Dynamic slicing

I’m struggling a bit to make some fairly simple operations (like trim the size of the mask to match varying length sequences in a self-attention layer) play nicely with torch.compile.

One thing I don’t think I have a good mental model of is why dynamic slicing is not supported but masking is.

e.g.

@torch.compile(backend="eager", fullgraph=True)
def f(i: torch.Tensor, x: torch.Tensor):
  return x[0:i]

@torch.compile(backend="eager", fullgraph=True)
def g(i: torch.Tensor, x: torch.Tensor):
  idx = torch.arange(x.shape[0])
  return x[idx < i]

f(torch.tensor(1), torch.tensor([1,2,3]))
g(torch.tensor(1), torch.tensor([1,2,3]))

f will error with “Unsupported: Dynamic slicing on data-dependent value is not supported” (pytorch 2.6) but g will work.

I think I just don’t have a good mental model for why it is easier for torch.compile to support masking than dynamic slicing.
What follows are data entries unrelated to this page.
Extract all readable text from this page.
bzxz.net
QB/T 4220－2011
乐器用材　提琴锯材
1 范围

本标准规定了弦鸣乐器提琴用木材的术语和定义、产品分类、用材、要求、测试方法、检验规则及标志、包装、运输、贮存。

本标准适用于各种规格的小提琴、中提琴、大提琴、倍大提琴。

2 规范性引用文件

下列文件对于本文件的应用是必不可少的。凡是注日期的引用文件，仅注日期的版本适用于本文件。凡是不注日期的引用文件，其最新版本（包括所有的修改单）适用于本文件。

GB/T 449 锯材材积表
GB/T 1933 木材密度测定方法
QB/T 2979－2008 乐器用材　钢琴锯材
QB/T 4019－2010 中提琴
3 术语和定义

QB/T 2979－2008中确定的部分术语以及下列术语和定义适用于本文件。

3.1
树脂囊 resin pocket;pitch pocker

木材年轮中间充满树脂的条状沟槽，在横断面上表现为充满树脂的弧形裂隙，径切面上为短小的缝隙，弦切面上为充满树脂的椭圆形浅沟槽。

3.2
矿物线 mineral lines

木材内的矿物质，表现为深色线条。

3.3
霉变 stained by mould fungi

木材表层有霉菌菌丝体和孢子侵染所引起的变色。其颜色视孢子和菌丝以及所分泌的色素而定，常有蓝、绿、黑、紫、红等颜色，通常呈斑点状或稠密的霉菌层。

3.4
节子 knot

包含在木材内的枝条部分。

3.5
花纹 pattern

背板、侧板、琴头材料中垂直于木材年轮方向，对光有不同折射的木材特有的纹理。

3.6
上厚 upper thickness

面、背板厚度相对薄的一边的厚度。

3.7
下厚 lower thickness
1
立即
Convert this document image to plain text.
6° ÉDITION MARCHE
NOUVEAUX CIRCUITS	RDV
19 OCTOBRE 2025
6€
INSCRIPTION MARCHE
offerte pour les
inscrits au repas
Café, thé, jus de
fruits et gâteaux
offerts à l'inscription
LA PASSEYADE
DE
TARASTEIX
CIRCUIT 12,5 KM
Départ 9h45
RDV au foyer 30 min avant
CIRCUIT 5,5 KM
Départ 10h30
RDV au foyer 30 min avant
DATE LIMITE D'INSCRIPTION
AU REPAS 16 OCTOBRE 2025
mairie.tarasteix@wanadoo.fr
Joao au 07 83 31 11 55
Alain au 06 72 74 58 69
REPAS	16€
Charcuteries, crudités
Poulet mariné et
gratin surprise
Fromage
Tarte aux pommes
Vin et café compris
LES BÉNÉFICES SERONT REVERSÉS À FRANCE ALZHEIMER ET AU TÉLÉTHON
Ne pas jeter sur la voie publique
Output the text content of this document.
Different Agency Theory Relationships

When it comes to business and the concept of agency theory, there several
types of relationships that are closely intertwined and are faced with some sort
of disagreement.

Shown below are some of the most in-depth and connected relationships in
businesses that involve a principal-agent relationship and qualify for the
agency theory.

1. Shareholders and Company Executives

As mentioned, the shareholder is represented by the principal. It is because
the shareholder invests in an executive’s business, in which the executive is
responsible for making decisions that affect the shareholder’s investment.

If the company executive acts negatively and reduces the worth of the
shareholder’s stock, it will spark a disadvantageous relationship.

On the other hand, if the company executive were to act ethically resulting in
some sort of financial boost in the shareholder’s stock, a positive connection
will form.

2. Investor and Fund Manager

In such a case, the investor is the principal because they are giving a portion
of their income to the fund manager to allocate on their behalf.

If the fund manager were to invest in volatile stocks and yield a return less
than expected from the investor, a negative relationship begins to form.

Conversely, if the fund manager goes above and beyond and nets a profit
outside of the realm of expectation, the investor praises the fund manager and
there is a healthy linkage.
The compiler cannot statically determine how much of the input tensor can be sliced off at compile time. You’re slicing the tensor x based on the value of i which is data-dependent. Masking is not directly changing the shape of the tensor and is instead operating on a boolean mask (idx < i).

Incidentally I was not able to run either function without this.
torch._dynamo.config.capture_dynamic_output_shape_ops = True

Oh yeah forgot I had that set.

But the result whether you use masking or slicing is a dynamic shape … like the effect of these two ops is identical.

Yes, they are equivalent in result. My last reply was slightly inaccurate. Masking like x[idx < i] does produce a dynamic shape too, since the number of True values in the mask depends on i.

The difference is that masking stays fully in tensor ops, so the compiler can trace it. In contrast, slicing with x[0:i] involves Python-level indexing with a tensor, which breaks the graph under fullgraph=True as that will fail if any part of the function is not compatible. If you remove that setting, it would run that in eager mode and continue. You will lose out on potential optimizations though.

I realize the explanation, I think what I’m missing is the mental model of why torch.compile doesn’t support slicing using a tensor (e.g. runtime check on the tensor value and then slice). Like, what makes that harder than supporting masking (which it does).

This doc seems relevant but outdated

Often, the graph breaks are just missing functionality in Dynamo, please submit bugs for these. Sometimes, you can work around these by simplifying your Python code (we still encourage to submit a bug though, we would like to support all of these patterns!) However, there are some particular situations which are likely to result in lots of graph breaks and need some different treatment.

By default, if you have any data-dependent computation, e.g., boolean masking, item() call, nonzero(), etc, this will trigger a graph break. If you are feeling brave, you can get past these problems by setting torch._dynamo.config.capture_scalar_outputs = True and torch._dynamo.config.capture_dynamic_output_shape_ops = True. You will want to read Dealing with GuardOnDataDependentSymNode errors next.

Based on this the setting you applied to torch.compile should support both as they’re both data-dependent computations. Maybe file an issue.